Stanford STATS 202 Prediction 2024: URL Relevance Prediction
Search engines have become an integral part of our daily lives, offering relevant documents and websites based on user input and browsing behavior, such as cookies. To determine the relevance of a document, search engines utilize hundreds of signals, ultimately returning a ranked list of documents based on these signals.
In this project, we are provided with a training dataset comprising 80,046 observations and 10 attributes, including "query_length", "is_homepaged", and eight unnamed signals. The dataset also includes a binary output indicating whether an observation is relevant, based on search engine query and URL data.

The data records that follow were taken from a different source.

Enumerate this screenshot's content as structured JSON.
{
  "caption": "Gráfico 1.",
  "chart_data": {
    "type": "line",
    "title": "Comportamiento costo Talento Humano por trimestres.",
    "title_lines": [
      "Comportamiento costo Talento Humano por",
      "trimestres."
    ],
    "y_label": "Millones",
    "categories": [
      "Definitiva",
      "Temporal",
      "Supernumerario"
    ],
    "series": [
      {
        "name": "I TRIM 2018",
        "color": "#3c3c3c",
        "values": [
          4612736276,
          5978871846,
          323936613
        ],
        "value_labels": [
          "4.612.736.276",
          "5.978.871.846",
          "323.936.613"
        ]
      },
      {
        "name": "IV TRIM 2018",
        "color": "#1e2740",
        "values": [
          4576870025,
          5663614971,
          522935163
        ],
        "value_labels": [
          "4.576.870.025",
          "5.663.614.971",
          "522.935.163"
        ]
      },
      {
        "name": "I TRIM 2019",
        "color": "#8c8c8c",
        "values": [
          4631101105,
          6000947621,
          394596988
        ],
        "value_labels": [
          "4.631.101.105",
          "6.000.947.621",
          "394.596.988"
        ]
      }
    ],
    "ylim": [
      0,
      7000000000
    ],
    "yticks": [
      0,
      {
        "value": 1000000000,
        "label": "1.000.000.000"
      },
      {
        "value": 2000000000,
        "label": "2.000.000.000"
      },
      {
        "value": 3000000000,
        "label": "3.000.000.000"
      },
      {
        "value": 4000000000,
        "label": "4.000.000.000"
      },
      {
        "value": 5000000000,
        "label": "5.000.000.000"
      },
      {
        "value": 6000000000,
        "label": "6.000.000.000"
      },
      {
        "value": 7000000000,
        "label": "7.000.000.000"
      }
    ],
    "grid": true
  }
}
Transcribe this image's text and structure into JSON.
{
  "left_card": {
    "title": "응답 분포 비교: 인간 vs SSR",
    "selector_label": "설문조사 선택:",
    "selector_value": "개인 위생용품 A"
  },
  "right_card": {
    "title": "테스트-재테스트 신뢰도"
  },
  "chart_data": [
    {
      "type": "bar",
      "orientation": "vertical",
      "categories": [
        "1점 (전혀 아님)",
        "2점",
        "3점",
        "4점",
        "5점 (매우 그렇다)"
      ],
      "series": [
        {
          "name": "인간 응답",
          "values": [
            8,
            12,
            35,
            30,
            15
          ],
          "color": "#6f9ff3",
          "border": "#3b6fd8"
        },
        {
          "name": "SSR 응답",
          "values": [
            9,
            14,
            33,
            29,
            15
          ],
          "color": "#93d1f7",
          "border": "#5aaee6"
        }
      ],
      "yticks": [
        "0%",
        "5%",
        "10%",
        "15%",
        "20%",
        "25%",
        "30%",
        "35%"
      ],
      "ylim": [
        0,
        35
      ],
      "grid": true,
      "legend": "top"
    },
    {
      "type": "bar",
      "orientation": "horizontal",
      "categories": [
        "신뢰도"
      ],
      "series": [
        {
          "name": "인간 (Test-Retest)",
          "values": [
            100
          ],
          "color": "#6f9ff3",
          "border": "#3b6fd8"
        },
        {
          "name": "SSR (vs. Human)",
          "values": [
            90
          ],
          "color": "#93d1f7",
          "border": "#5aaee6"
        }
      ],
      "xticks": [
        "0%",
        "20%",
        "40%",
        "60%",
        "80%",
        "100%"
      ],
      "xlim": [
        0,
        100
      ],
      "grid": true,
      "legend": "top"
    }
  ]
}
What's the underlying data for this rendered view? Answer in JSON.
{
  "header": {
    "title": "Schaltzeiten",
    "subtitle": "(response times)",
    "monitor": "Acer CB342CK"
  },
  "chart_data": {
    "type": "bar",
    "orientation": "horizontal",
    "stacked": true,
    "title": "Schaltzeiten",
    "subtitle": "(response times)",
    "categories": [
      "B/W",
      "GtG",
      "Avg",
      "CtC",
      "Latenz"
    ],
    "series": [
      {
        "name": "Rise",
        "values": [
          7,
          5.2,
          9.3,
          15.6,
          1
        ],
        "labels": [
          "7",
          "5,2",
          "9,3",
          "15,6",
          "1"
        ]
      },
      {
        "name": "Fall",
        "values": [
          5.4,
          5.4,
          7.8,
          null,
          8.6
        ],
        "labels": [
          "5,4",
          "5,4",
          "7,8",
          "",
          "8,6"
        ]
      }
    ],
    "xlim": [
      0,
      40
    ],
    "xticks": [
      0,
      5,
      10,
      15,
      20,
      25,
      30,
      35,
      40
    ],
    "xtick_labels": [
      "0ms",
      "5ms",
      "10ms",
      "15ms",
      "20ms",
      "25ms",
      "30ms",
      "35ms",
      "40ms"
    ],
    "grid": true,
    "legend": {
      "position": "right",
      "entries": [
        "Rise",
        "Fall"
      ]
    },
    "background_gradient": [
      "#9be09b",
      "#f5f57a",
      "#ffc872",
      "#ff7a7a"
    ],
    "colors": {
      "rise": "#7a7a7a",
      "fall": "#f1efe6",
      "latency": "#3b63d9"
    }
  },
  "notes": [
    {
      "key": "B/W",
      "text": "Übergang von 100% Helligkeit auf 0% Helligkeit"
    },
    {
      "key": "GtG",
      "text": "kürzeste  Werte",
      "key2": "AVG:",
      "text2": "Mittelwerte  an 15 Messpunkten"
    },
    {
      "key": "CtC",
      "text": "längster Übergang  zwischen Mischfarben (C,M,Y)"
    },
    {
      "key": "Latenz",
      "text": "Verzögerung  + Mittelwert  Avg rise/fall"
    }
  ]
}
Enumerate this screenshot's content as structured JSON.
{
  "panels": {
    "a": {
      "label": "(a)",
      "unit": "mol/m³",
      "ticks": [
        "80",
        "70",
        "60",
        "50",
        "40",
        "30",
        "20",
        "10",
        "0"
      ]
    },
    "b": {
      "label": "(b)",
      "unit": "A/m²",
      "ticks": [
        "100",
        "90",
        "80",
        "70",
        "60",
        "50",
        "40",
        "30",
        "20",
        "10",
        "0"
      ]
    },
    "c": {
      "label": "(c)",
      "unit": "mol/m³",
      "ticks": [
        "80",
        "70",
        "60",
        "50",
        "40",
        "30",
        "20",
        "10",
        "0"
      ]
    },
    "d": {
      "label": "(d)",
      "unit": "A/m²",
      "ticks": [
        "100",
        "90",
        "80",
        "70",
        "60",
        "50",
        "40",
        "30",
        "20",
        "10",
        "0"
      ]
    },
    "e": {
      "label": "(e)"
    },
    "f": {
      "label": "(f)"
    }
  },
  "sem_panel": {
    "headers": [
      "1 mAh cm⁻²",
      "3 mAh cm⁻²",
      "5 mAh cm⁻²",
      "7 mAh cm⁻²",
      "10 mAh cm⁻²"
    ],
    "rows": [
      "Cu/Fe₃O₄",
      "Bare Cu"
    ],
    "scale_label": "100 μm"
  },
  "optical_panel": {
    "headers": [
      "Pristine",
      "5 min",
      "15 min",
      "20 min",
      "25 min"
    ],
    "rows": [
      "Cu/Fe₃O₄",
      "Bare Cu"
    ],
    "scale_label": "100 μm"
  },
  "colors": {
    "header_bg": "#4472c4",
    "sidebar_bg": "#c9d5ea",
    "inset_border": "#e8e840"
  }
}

Additionally, we have a test dataset containing 30,001 observations with the same 10 attributes, but without the relevance output.
Our objective is to develop a model using the training dataset to predict the relevance of each observation in the test dataset.
- Clone the repository and navigate to the RLPruner working directory
git clone https://github.com/Beryex/URL-Relevance-Prediction.git
cd URL-Relevance-Prediction
- Set up environment
pip install -r requirements.txt
We have implemented multiple dataset preprocessing and data mining methods, experimented with them and tried to find the true relationships between the 10 attributes and the relevance.
For traditional methods, boosting has shown the best results and we have recorded the effect of dataset preprocessing on boosting with the optimal hyperparameters.
Standardize | Remove Sig5 | Remove Outlier | Kernel Methods | Apply PCA | CV Average Accuracy | Test Accuracy |
---|---|---|---|---|---|---|
No | No | No | No | No | 66.83 | 67.43 |
No | No | No | No | Yes | 58.83 | N/A |
Yes | No | No | No | Yes | 65.97 | N/A |
Yes | No | Yes | No | No | 66.73 | N/A |
Yes | No | No | Yes | No | 66.73 | N/A |
Yes | No | No | Yes | Yes | 65.87 | N/A |
Yes | Yes | No | No | No | 66.73 | 68.25 |
Yes | Yes | Yes | No | No | 66.64 | 67.53 |
Yes | Yes | No | Yes | No | 66.58 | N/A |
We observed that removing outliers (despite eliminating only 23 samples in total) resulted in performance declines across all models. We hypothesize that these outliers represent high-leverage extreme cases that are beneficial for the model's fitting. Additionally, using degree-2 kernel methods to add features also led to performance degradation, possibly due to the interference of redundant features with the model's fitting. Similarly, applying PCA did not improve model performance, which we attribute to the loss of original information when the attributes were linearly mapped into an orthogonal feature space.
Standardizing the data proved to be effective for us. While not standardizing the data would slightly improve the average cross-validation accuracy in some cases, standardizing clearly yielded better results on the test dataset. Removing sig5 was also beneficial; although it did not significantly affect the average cross-validation accuracy, it slightly improved the test accuracy.
For deep learning, we also tested several models and recorded their results.
Model | Initial Learning Rate | Weight Decay | Total Epoch | Validation Accuracy |
---|---|---|---|---|
VGG11 | 0.1 | 1e-4 | 10 | 66.66 |
VGG19 | 0.05 | 1e-2 | 20 | 66.72 |
ResNet18 | 0.05 | 1e-4 | 10 | 66.76 |
ResNet50 | 0.05 | 1e-2 | 20 | 66.23 |
The neural networks tended to overfit the dataset easily (with the highest validation accuracy reaching 68.34%) and exhibited training instability, even when we reduced the learning rate. To mitigate overfitting, we increased the optimizer's weight decay, adjusted the validation set ratio, and applied dropout layers. Although neural networks have strong representational power, they are prone to overfitting or failing to capture the true relationships. The final results were not as good as those achieved with the traditional methods mentioned above.